Showing posts with label Popcorn. Show all posts
Showing posts with label Popcorn. Show all posts

9/23/09

Frustration

Ok..So why can't people understand and realize how difficult this is? I think people can be so insensitive at times, or perhaps I am the most sensitive person on earth.
It is not easy for someone to admit their faults to everyone. Believe me. Think about the one thing you dislike about yourself (if you have something) and tell everyone about it. Something that you do, something that you have, something that you have done. Think about how difficult it would be to look at it in the face, broadcast it to everyone you know, your crush, your friends and just hope that you don't get criticized or judged on it. You can only hope for support, but then there is this one person that can say or look at you in one way, and bring you to tears. People are entitled to their opinions, of course, but sometimes, people should really think about what they say before saying it - or what the adverse effect it would have on someone's psyche. Really? Didn't we all learn when we were small, if you have nothing nice to say, don't say it at all? I am guilty of this, but I am not one to judge my "friends" on their faults - I accept them for who they are and love them anyway.
It is bad enough that I am posting my weight to the world - which was my own choice, fine, I am bringing this upon myself maybe.

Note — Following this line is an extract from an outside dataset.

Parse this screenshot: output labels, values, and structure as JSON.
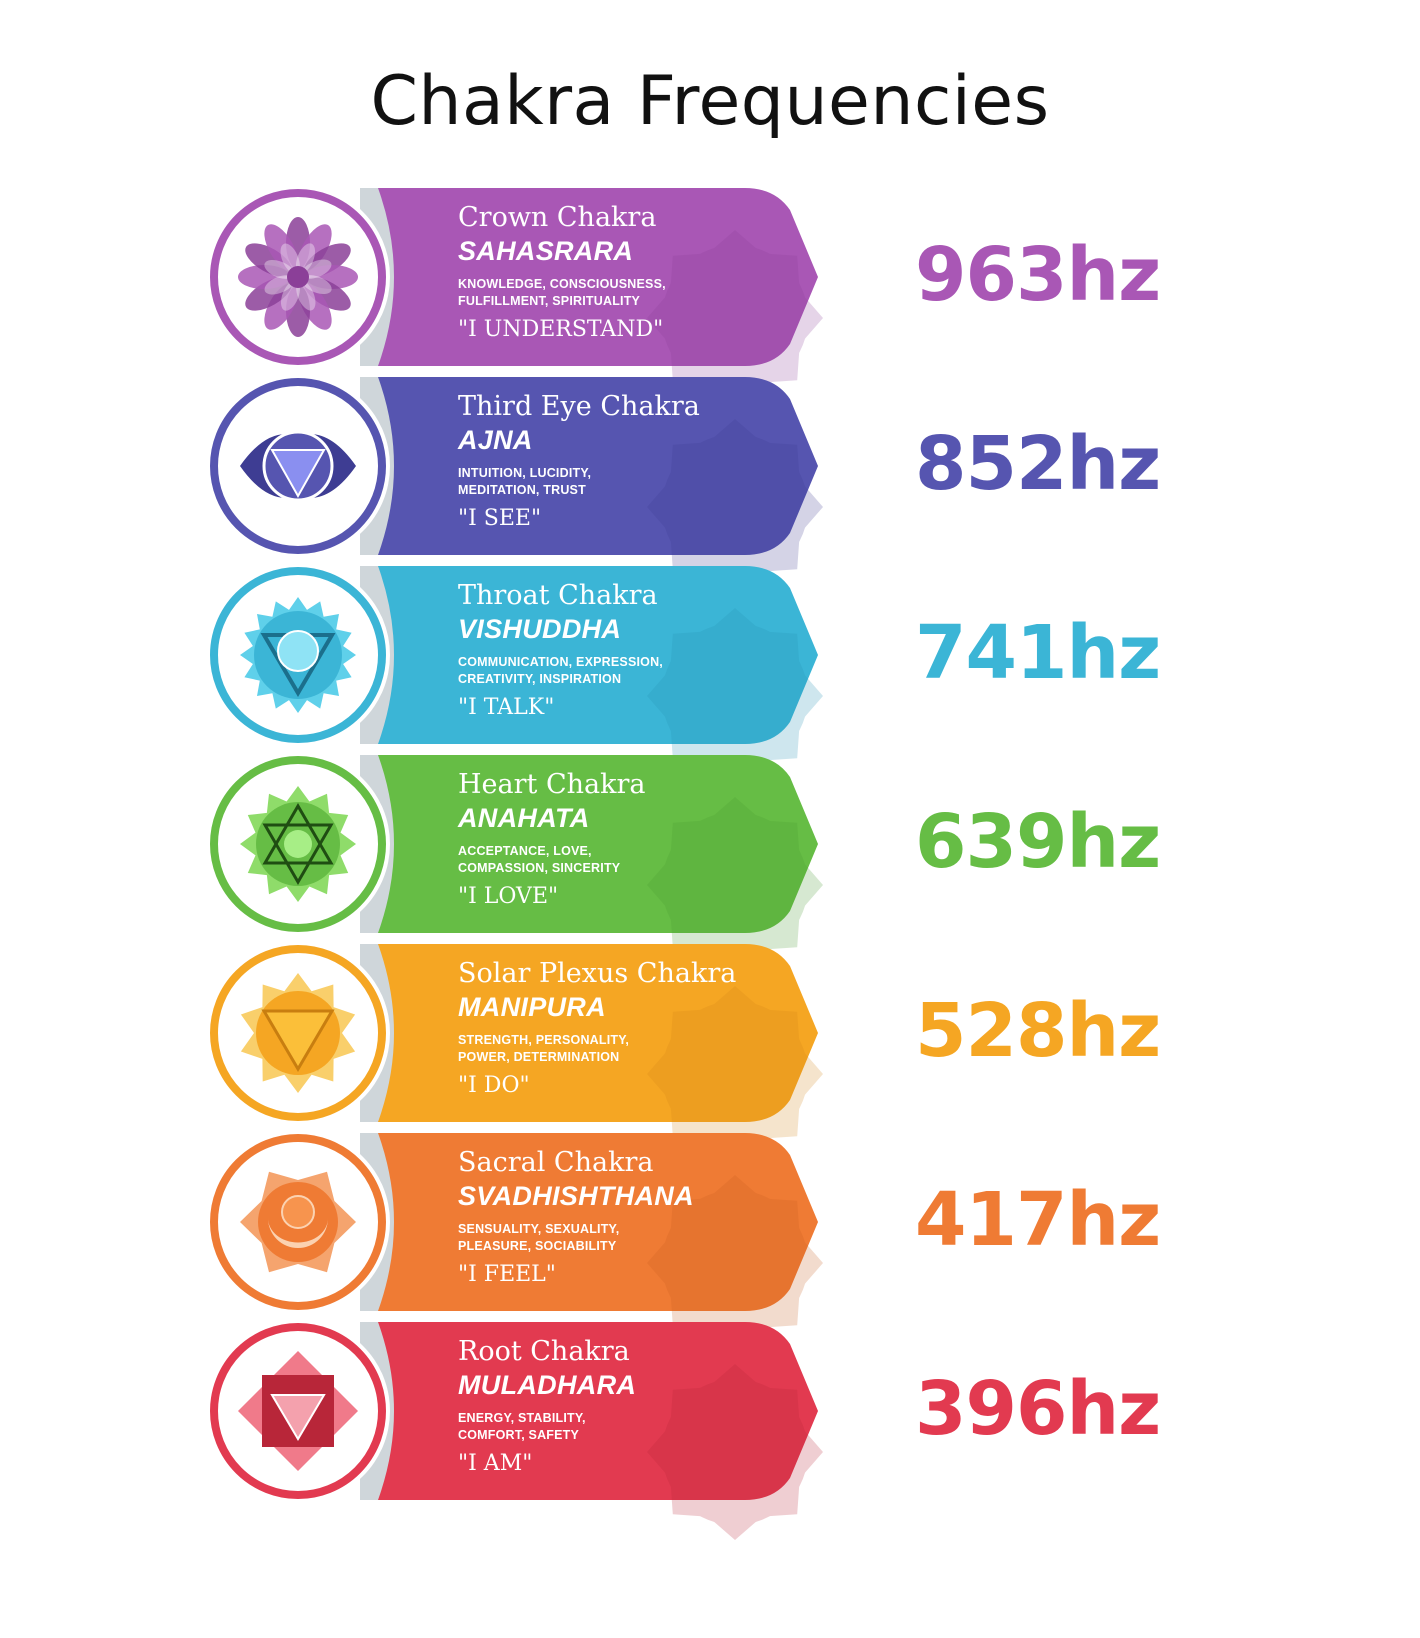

I make each and every decision to make healthier choices for myself in order to reach my goal. So this morning, I was telling a co-worker about my fun experience at the movies last night where on Tuesday's with your ticket, you get a free regular popcorn and regular drink. Instead of saying "that is so cool" because he has kids he can take on a Tuesday, the first thing he said - was how much fat and salt are in popcorn and shook his head with that smart alec know it all expression on his face. I was humiliated and embarrassed and felt like a total jackass. I told him to not talk to me. I told him he was rude. I got extremely defensive and on the way back to the office, I walked away from him and went back on my own. Sure, this may sound dramatic, but I was livid. Actually, I felt like a hippo or a rhino. I made a choice yesterday to eat popcorn and have a diet pop - which since I have started my new regime, I haven't had. Yesterday I ate a variety of fruit for lunch. For breakfast? A non fat latte and lemon cranberry muffin that has 3 grams of fat. For Dinner? A lean cuisine that had 6 grams of fat. My intake was low. The volume of food was low. Sure, I didn't go for my walk - but I am going tonight for 13km - all that doesn't matter, just the fact that I am a fat cow eating popcorn at a movie just ruined everything I have accomplished or trying to accomplish going forward, right?
All of you reading can judge me if you want and think yes, she shouldn't have had popcorn. She is disgusting and no wonder why she is fat. Yes, the ugly fat. Not the fat I try to pretend it is by making it softer, or prettier with different letters.
I am crying with frustration right now because I am trying to do the right thing. By sharing my experience I thought I was doing a good thing here. A good thing for others to know they aren't alone in this battle. A good thing for others to relate to. A good thing for myself to help get through the hard times, the challenges, the frustrations and the emotional roller coaster this seems to be. This isn't easy and I told you from the beginning that I would share the good and the bad. The tears of frustration are here right now, and you get to see them up close and personal - as it is happening similar to a breaking news story on CNN.
Exercise Today: try to stop crying and feeling incredibly hurt and defeated because I ate popcorn. Think about how well I have done and focus on the positive feedback I have received instead of this insensitive jerk.